Without taking anything away from Jonze or the cast, it's clear that the real revelation of Being John Malkovich is its screenwriter— who, in New York, seemed a little overwhelmed by his first brush with public exposure (he'd skipped the film's world premiere in Venice). A couple of weeks later, speaking on the phone from the safety of his home in Los Angeles, Kaufman was relaxed enough to answer a few more questions.

You seem reluctant to say too much about the film. I want to allow people to have their experience of it rather than an experience colored by something I say.

Does it pain you to hear people's interpretations? No, I actually get a kick out of it. I don't think it's possible to misinterpret the movie. And I certainly don't mind if a critic interprets the movie. If it's not me, it feels a little cleaner.

What kind of films do you like? I like things that I don't see as commercial. Not that I'm anticommercial but if I feel like something's been designed to manipulate or control me, I bristle.

I hate to do this because people see it, and go, oh, that's what you're doing. A lot of David Lynch . . . now that I've named just one it's going to seem even more so. I'm going to have to name a list of people: Mike Leigh, David Cronenberg, the Coen brothers, Tom Noonan's film What Happened Was . . . I like it when no one's telling me what I'm supposed to feel.

Tell me a little about Human Nature [a film Jonze and Kaufman are producing, written by Kaufman, to be directed by music-video veteran Michel Gondry, with Patricia Arquette starring]. Spike said it was about a woman who grows hair at an uncontrollable rate. It's difficult to describe it without making it sound wacky, which it isn't. It's about people struggling, lost people.

Like Malkovich. Hopefully not too much. It doesn't have a supernatural component.

So the hair thing is a medical condition? There are medical conditions like that. The film doesn't deal with that element, though. It's just what it is.

I hear you've also written a script about [Gong Show host] Chuck Barris [with Mike Myers reportedly interested in the role]. It's called Confessions of a Dangerous Mind, and it's adapted from his memoirs, in which he claimed he was an assassin for the CIA. I was interested in whether it was true, and if not, why he would say something like that— it's fascinating to me either way. I've also written a script for Jonathan Demme's company. It's called Adaptation, and it's an adaptation.

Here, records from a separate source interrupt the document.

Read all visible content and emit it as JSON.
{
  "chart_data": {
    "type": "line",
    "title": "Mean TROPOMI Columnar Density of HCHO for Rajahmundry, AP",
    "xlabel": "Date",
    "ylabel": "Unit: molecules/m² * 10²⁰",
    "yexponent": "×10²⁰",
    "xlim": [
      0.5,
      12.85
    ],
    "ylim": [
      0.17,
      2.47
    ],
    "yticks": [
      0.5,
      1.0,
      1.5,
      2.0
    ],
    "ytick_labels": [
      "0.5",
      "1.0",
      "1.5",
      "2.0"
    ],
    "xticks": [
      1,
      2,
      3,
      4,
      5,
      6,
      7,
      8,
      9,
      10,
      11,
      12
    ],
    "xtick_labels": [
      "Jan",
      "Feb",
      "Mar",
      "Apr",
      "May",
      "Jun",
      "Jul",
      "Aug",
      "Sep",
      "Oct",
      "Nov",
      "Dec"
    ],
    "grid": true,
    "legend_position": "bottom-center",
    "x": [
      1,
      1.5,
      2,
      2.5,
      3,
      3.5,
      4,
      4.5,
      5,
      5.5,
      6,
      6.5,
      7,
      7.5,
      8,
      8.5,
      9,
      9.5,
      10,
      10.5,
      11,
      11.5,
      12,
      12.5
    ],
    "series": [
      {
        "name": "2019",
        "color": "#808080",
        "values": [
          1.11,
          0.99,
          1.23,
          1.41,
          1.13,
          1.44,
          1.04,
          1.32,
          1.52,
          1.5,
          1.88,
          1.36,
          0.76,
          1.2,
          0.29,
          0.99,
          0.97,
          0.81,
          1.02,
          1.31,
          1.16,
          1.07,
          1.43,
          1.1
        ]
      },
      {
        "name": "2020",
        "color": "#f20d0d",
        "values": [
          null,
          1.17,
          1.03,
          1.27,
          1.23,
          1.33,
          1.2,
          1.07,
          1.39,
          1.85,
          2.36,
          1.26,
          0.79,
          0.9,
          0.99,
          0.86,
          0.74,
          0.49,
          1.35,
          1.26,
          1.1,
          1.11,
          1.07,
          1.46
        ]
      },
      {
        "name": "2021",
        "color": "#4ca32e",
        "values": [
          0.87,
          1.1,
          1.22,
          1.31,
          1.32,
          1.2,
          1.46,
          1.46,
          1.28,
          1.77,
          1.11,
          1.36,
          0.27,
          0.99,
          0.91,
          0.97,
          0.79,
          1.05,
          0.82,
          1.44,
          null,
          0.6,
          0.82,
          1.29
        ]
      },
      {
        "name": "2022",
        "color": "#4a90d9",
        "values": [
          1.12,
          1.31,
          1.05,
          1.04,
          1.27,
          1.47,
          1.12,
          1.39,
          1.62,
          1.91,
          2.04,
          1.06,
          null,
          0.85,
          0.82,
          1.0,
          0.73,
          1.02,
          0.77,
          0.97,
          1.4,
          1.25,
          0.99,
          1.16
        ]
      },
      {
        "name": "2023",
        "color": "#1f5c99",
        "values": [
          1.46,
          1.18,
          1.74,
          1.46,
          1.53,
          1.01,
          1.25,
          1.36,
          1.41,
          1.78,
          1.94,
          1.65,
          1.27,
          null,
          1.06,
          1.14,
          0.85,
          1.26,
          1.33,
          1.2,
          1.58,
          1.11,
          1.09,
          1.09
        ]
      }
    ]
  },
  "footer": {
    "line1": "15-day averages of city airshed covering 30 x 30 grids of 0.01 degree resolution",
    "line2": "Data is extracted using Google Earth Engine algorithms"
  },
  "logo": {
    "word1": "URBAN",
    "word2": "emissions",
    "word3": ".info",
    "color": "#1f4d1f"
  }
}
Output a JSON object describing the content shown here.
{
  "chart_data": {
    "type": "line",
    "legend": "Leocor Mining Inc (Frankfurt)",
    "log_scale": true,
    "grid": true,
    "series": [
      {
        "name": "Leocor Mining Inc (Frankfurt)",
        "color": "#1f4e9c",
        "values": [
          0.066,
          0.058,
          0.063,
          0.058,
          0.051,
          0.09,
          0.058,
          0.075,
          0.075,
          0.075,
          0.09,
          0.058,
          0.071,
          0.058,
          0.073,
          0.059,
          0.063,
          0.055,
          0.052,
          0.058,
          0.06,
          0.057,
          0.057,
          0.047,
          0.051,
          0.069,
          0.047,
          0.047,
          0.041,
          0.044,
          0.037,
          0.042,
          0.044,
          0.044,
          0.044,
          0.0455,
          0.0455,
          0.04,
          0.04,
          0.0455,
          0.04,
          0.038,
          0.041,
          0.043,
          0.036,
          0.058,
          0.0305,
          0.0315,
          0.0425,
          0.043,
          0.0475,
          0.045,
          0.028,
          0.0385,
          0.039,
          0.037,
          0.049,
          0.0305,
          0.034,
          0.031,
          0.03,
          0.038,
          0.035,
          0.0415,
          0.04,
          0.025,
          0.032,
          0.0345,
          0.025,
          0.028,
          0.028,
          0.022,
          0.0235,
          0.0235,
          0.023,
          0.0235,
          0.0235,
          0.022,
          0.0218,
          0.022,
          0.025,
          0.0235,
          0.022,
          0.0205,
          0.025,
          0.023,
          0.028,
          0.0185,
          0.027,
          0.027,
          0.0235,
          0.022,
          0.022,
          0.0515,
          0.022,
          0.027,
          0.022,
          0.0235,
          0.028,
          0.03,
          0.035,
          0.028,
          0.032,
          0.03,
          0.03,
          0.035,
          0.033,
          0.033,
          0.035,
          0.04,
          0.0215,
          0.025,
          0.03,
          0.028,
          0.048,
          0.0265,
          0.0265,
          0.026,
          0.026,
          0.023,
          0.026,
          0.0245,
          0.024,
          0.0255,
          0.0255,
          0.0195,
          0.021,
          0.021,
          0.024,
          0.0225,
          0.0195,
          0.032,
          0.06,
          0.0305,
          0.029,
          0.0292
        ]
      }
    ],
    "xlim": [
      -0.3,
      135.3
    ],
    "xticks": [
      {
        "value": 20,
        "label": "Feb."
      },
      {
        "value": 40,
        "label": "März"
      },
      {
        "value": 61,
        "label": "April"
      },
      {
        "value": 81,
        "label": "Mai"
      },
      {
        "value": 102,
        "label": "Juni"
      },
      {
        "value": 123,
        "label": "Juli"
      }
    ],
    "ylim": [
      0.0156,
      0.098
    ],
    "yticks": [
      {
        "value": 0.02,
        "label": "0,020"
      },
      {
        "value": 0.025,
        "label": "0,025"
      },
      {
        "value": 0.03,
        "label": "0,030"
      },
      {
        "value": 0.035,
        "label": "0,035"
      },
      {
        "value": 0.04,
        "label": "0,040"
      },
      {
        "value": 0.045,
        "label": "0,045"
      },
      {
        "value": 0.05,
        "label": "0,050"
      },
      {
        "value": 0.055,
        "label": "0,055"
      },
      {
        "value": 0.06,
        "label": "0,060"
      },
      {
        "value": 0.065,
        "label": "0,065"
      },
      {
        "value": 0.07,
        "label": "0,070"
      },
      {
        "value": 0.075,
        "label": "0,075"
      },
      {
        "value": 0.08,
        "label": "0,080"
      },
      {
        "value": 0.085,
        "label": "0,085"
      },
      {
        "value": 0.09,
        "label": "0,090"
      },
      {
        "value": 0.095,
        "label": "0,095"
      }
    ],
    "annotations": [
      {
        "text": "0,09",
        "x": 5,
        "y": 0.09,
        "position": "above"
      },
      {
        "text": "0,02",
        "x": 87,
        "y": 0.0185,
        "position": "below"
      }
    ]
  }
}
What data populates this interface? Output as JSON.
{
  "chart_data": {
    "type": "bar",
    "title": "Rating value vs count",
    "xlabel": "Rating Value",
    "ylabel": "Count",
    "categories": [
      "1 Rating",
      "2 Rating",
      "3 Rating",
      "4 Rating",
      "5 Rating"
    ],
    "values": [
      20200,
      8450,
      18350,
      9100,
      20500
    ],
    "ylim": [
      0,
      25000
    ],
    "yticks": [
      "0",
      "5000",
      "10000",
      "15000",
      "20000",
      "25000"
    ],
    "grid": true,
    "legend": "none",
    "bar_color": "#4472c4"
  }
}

So it's a meta-adaptation? Perhaps. It's based on Susan Orlean's The Orchid Thief, a nonfiction book about the world of orchid collectors, and specifically this man, John Laroche, who stole a rare orchid out of a swamp in Florida.

Are you working on any original screenplays? I'm working with Michel Gondry on a story that takes place almost entirely in someone's memory.

What's it called? Right now it's called "Untitled Memory Project."

That's catchy. Maybe you should keep it. I might. I've done stranger things.